Teacher Sophia Dahlin on Greer and Maya

Maya and Greer and I meet once a week after school, in the basement auditorium of a beautiful Carnegie library in Oakland. We are sometimes joined by other students, but M & G are always there, every week, even on school holidays.

We start class by checking in about how we are feeling, then we usually read a poem, discuss it, and write.

Maya and Greer identify themselves, with some irony, as confessional poets. But writing as a 14 year old means writing outside out any school or movement, and I would not "type" either of their styles exactly thus. Rather than working within a style, they are experimenting with a voice.

Greer, in her poems, speaks with riveting gravity and dizzying fluency. Her work is remarkable for its insight into the human (and superhuman) mind, and her poems often feature characters who think and move with uncanny realness.  She writes, "the sun doesn't like it when you personify her."

Maya's work takes the coordinates of space, inner and outer. She maps her block, calculates the view from each window on the street, and then does the same for a feeling, saying, "My room has widened/Taken space into its lungs." There is a sense of vastness in even her shortest works.

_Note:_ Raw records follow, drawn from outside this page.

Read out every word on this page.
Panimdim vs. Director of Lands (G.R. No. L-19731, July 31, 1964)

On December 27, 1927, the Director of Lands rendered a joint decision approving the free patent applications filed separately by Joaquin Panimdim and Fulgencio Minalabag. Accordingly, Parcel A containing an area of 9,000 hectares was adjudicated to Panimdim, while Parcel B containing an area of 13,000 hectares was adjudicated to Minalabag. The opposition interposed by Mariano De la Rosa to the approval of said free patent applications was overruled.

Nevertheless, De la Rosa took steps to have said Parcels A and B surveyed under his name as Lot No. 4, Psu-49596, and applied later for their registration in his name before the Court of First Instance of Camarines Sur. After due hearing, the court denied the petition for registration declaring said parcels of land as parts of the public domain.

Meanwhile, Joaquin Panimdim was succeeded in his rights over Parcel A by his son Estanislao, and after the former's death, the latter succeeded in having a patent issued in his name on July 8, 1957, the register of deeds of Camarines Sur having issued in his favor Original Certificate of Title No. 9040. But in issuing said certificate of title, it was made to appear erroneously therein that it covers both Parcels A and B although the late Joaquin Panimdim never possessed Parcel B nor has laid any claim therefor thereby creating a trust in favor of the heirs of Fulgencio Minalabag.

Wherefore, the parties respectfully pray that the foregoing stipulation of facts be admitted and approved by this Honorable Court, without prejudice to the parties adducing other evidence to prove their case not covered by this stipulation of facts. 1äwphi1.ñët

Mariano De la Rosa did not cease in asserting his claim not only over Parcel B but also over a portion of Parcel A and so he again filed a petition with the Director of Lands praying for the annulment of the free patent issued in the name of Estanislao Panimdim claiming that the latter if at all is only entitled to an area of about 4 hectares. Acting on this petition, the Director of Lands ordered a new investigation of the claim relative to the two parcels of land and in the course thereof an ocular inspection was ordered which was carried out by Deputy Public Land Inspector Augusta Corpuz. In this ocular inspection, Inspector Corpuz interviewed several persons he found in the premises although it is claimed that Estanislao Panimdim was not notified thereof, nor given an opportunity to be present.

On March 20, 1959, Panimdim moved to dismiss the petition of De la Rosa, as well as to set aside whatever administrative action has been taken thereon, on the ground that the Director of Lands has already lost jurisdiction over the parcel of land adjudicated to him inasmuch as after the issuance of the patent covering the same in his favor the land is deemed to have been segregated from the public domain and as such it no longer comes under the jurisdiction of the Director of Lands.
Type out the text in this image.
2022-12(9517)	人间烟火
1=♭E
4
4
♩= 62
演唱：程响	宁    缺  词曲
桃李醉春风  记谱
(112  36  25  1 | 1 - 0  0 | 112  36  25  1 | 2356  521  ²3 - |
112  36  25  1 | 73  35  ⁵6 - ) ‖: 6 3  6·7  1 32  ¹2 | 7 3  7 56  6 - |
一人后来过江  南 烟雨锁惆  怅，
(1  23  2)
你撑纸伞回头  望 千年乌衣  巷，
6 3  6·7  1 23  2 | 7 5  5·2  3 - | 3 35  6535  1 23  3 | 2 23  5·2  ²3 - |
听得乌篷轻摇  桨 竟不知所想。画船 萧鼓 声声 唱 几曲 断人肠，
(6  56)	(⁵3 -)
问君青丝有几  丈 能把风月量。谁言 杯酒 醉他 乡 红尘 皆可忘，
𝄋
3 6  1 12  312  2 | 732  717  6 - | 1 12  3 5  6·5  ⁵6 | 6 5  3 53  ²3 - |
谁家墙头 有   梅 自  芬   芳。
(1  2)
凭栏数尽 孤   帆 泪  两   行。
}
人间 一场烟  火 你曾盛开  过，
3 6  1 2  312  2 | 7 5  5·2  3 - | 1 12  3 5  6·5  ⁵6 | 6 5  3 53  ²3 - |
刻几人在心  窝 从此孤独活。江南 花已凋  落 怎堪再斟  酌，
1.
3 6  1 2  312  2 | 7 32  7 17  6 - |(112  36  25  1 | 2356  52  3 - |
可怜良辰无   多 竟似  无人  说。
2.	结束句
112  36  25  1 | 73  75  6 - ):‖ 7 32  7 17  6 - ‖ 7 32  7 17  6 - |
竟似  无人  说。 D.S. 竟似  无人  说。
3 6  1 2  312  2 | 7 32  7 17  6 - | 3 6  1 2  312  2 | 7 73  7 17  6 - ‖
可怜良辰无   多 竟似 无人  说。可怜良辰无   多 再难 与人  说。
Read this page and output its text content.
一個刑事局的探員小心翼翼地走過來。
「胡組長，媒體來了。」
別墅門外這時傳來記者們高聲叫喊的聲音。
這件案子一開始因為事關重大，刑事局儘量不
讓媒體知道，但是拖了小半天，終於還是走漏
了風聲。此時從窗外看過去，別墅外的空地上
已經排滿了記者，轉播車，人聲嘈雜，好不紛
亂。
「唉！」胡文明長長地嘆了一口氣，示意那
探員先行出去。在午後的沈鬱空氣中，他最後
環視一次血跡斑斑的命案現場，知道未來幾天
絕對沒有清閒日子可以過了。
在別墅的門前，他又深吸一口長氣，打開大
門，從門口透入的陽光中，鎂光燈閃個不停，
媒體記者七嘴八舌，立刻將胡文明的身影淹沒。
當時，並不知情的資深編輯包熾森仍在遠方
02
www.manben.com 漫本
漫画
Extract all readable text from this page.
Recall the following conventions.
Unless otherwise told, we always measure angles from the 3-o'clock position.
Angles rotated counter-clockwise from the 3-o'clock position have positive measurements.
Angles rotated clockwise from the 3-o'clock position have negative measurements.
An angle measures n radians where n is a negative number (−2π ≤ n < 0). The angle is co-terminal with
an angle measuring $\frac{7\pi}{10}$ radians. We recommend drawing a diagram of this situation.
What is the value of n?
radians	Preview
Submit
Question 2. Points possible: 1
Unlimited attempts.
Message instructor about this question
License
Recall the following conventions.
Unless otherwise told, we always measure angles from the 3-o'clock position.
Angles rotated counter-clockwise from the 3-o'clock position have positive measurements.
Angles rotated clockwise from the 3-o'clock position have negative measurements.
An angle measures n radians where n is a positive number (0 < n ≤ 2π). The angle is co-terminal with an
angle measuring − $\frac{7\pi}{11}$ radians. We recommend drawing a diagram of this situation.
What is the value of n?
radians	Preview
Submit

Greer delights in the potency of the unsaid. Maya marvels at the proximity of the unknown. Their poems are personal, but they are also outward-looking, taking up racism, misogyny, and ecological disaster.

They keep notebooks, which they fill.

 

Gertrude Stein rolled out that wonderful phrase about writing "for myself and strangers." And yes. And also, the luckiest of writers have an intermediary readership among their peers. Greer and Maya write for self, stranger, and one another. They read one another's work with generous attention, and share their work with one another in between classes.

Too, at this age, they write for teachers—I am the third poet from California Poets in the Schools to teach Greer, and the second to teach Maya.  I asked Maya what she gets from class, and she said atmosphere, focus, the opportunity to experiment, and the opportunity to choose to write. They both choose it, every week, and in fact without Greer's choosing our class wouldn't exist at all: the previous teacher, John Oliver Simon, who passed away earlier this year, organized it at her request.

John was my teaching mentor, and I learned from him the importance of encouraging gifted students to take their talents seriously. He showed me how meaningful early affirmation can be to young writers, and how it is the beginning of many lifelong writing practices. Publication, too, is affirming, which is why, when the girls showed me their nearly-full notebooks and asked me what they should do next, YALDA was the answer. And here we are.

 

 

Sophia Dahlin writes and is in Oakland. She runs a poetry workshop in collaboration with E.M.Wolfman bookstore, and teaches young poets with California Poets in the Schools. Her work is forthcoming in Fence and STILL, and has recently appeared in Elderly, LAMBDA Literary, and the Recluse.